E Voltaire: «Chi si eleva contro la patria religione merita morte». È
vero ch'egli alludeva a Cristo.
E talmente quel principio è moderno, che la famosa Dichiarazione dei
diritti dell'89 asserì soltanto la libertà del pensare, dicendo che
«nessuno dev'essere molestato per le sue opinioni, anche religiose,
purchè la loro manifestazione non turbi l'ordine stabilito dalla legge».
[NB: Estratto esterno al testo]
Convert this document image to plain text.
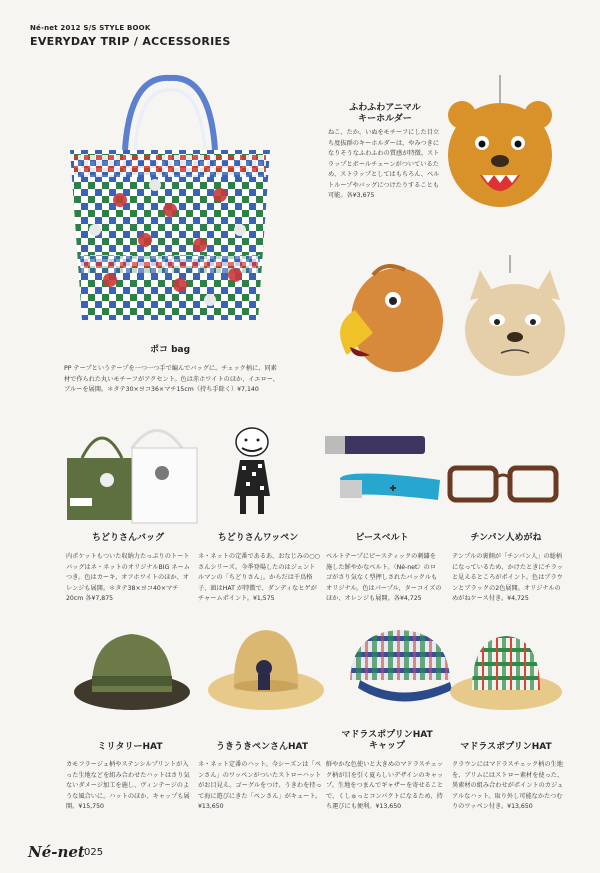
Né-net 2012 S/S STYLE BOOK
EVERYDAY TRIP / ACCESSORIES
ポコ bag
PP テープというテープを一つ一つ手で編んでバッグに。チェック柄に、同素材で作られた丸いモチーフがアクセント。色は赤ホワイトのほか、イエロー、ブルーを展開。＊タテ30×ヨコ36×マチ15cm（持ち手除く）¥7,140
ふわふわアニマル
キーホルダー
ねこ、たか、いぬをモチーフにした目立ち度抜群のキーホルダーは、やみつきになりそうなふわふわの質感が特徴。ストラップとボールチェーンがついているため、ストラップとしてはもちろん、ベルトループやバッグにつけたりすることも可能。各¥3,675
ちどりさんバッグ
内ポケットもついた収納力たっぷりのトートバッグはネ・ネットのオリジナルBIG ネームつき。色はカーキ、オフホワイトのほか、オレンジも展開。＊タテ38×ヨコ40×マチ20cm 各¥7,875
ちどりさんワッペン
ネ・ネットの定番であるあ、おなじみの○○さんシリーズ。今季登場したのはジェントルマンの「ちどりさん」。からだは千鳥格子、頭はHAT が特徴で、ダンディなヒゲがチャームポイント。¥1,575
ピースベルト
ベルトテープにピースティックの刺繍を施した鮮やかなベルト。〈Né-net〉のロゴがさり気なく型押しされたバックルもオリジナル。色はパープル、ターコイズのほか、オレンジも展開。各¥4,725
チンパン人めがね
テンプルの裏側が「チンパン人」の総柄になっているため、かけたときにチラッと見えるところがポイント。色はブラウンとブラックの2色展開。オリジナルのめがねケース付き。¥4,725
ミリタリーHAT
カモフラージュ柄やステンシルプリントが入った生地などを組み合わせたハットはさり気ないダメージ加工を施し、ヴィンテージのような風合いに。ハットのほか、キャップも展開。¥15,750
うきうきペンさんHAT
ネ・ネット定番のハット。今シーズンは「ペンさん」のワッペンがついたストローハットがお目見え。ゴーグルをつけ、うきわを持って海に遊びにきた「ペンさん」がキュート。¥13,650
マドラスポプリンHAT
キャップ
鮮やかな色使いと大きめのマドラスチェック柄が目を引く夏らしいデザインのキャップ。生地をつまんでギャザーを寄せることで、くしゅっとコンパクトになるため、持ち運びにも便利。¥13,650
マドラスポプリンHAT
クラウンにはマドラスチェック柄の生地を、ブリムにはストロー素材を使った、異素材の組み合わせがポイントのカジュアルなハット。取り外し可能なかたつむりのワッペン付き。¥13,650
Né-net 025
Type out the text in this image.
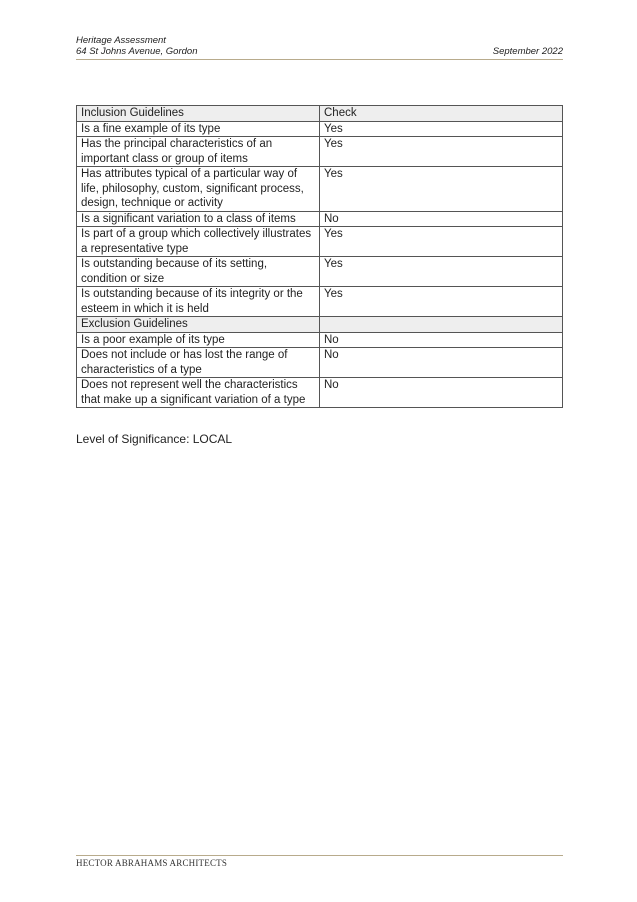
Heritage Assessment
64 St Johns Avenue, Gordon	September 2022
Inclusion Guidelines	Check
Is a fine example of its type	Yes
Has the principal characteristics of an important class or group of items	Yes
Has attributes typical of a particular way of life, philosophy, custom, significant process, design, technique or activity	Yes
Is a significant variation to a class of items	No
Is part of a group which collectively illustrates a representative type	Yes
Is outstanding because of its setting, condition or size	Yes
Is outstanding because of its integrity or the esteem in which it is held	Yes
Exclusion Guidelines	
Is a poor example of its type	No
Does not include or has lost the range of characteristics of a type	No
Does not represent well the characteristics that make up a significant variation of a type	No
Level of Significance: LOCAL
HECTOR ABRAHAMS ARCHITECTS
In conseguenza dove _la legge stabilì_ il culto cattolico ogni altro ne
resta escluso.
La libertà de' culti può ritenersi come un'istituzione di diritto
positivo umano, e limitata ai bisogni della società politica in una data
situazione o pei diritti acquistati col pacifico possesso. In ciò può
benissimo venire la Chiesa alle transazioni, a cui è obbligata una
istituzione che dee vivere in tempi e in situazioni le più diverse; e se
non basta l'udirla, nella uffiziatura del venerdì santo, pregare pei
catecumeni, gli Eretici, gli Scismatici, i Giudei, i Pagani, giacchè il
Salvator di tutti è morto per tutti, i pronunziati de' pontefici moderni
e sopratutto di Pio IX mostrano fin dove essa spinge questa
tolleranza[280].
Fuor della Chiesa non v'è salute. — Questa massima eccita scandalo ad
alcuni, collera ad altri, preoccupazione a tutti. Ma quanto è certa nel
principio, altrettanto è misteriosa nell'applicazione. In fatti, chi è
fuor della Chiesa, e in conseguenza escluso dalla salute? Qual uomo
vanterassi capace di scandagliare questo, ch'è il più gran secreto
dell'ordine soprannaturale? Sappiamo che Giuda è dannato: ma Lutero? ma
Voltaire?[281] Secondo i Padri, Dio non giudicherà a norma del Vangelo
quei che il Vangelo non conobbero. Qualcuno può appartenere all'anima
della Chiesa senza esser parte del suo corpo, e viceversa, nè v'è chi
possa distinguerli: standoci innanzi tre misteri; la Grazia di Dio, la
coscienza dell'uomo, le tenebre della morte; cioè quel che il cielo ha
di più fecondo, la terra di più libero e impenetrabile, e la profonda
separazione fra il tempo e l'eternità.
Tutto ciò rende inaccessibile all'occhio umano e impossibile quaggiù
l'applicazione di quella massima; adoriamo la giustizia, ma non
giudichiamo i misteri; tutto temendo per noi secondo la fede, tutto
sperando per gli altri secondo la carità.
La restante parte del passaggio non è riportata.